作文応募期間:平成30年6月15日~7月30日

自らつかみ取った第2の人生

平成9年、56歳のときに私は陶芸の道に入った。その1年前、大手都市銀行を定年前退職し、1年の準備期間を経てのことだった。銀行員時代、私は「2つの自分作り」をした。一つは、資格取得だ。この先、何が起きても自分の力で家族を養っていけるようにとの思いからだった。30代に宅建主任、行政書士、社労士など5つの資格を取った。もう一つは、陶芸だ。40代後半に、将来夫婦そろって楽しめる趣味をと、妻と共に陶芸を始めた。5年目には夫婦の個展、6年目には互いが岐阜県展や公募展に入賞するまでになった。すっかり「陶芸の虜」になった私は、プロになる決断をした。そのとき、一抹の迷いがあったが、「好きな道に進むのなら」との妻の一言が私の背中を押した。30代、40代と「自分作り」をしてきたが、趣味を仕事にするとは、思ってもみないこだった。陶芸のプロとなり、開講した教室には、90名が通うほどとなった。
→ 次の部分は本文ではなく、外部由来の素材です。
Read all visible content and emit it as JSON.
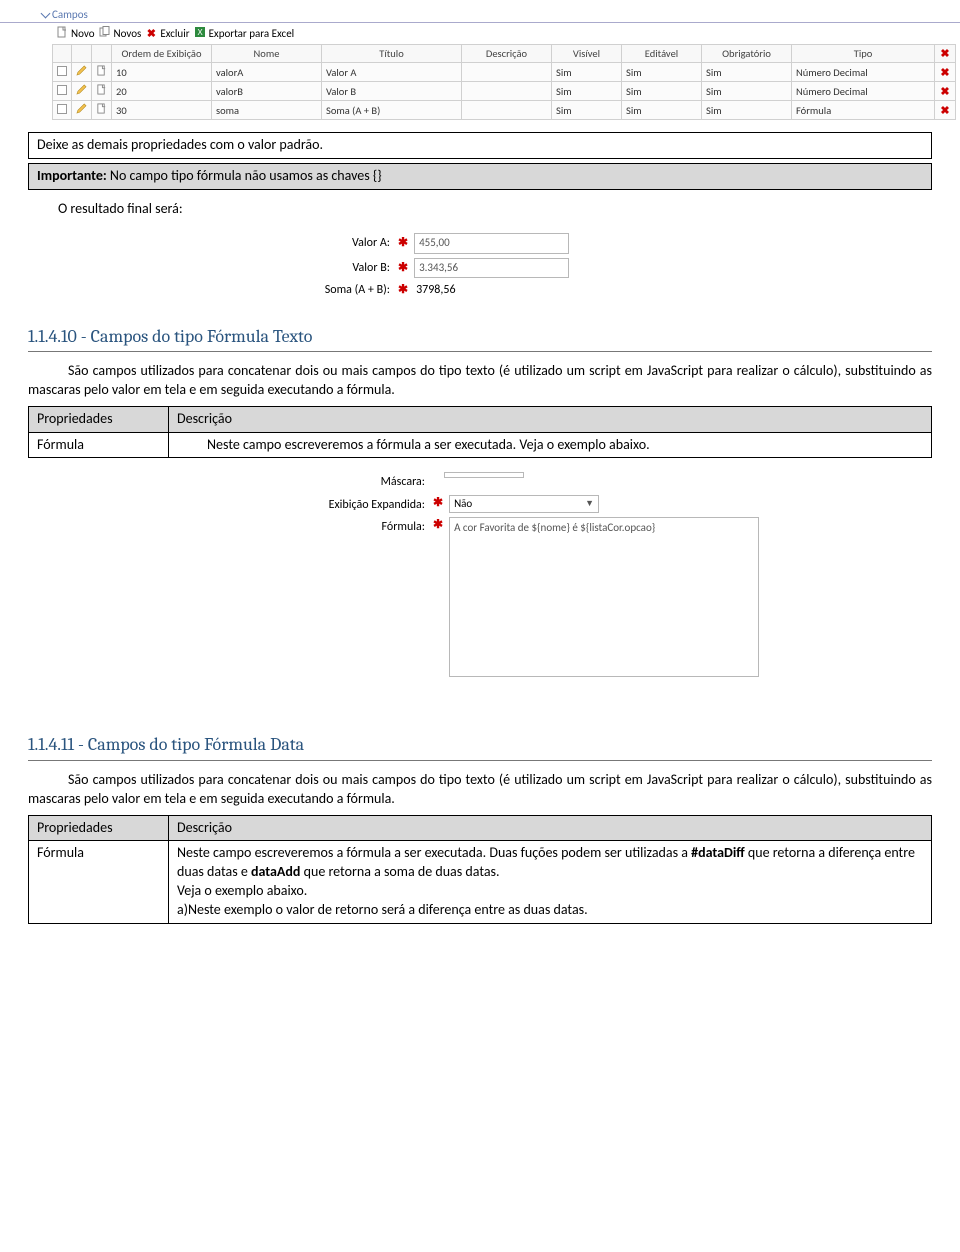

「生徒は集まるだろうか」との最初の不安が嘘のようである。そして、私たちの生き方を「異色の転身」「素敵な第2の人生」として、新聞、雑誌、テレビで報じていただいた。当時世間は消費税5%への引き上げ、バブル崩壊の後遺症による景気後退、山一証券の自主廃業や拓銀の再建断念等があり、多くのサラリーマンがリストラで職場を追われ、サラリーマン受難のときであった。そんな中、職場を失った中高年や定年後の夫婦等が、県内外より私たちのもとを訪れた。そんな方々に私は、自分たちが歩んだ道のりの苦難やここに至るまでの努力などを話した。一方で、資格を生かし、各務原市の高齢者総合プラン、景観審議会など、5つの市民委員を拝命した。それは定年前に得たものを定年後に地域のために役立てたいという思いによるものだ。このように私たちは、銀行員時代とは異なる道を歩むこととなったが、公私共に充実した今の日々を思うと、感無量のものがある。この翌年、Kiroroの「未来へ」がヒットすることとなったが、一足先に「足元と前を見て」つかみ取った「第2の人生」のスタートの年であった。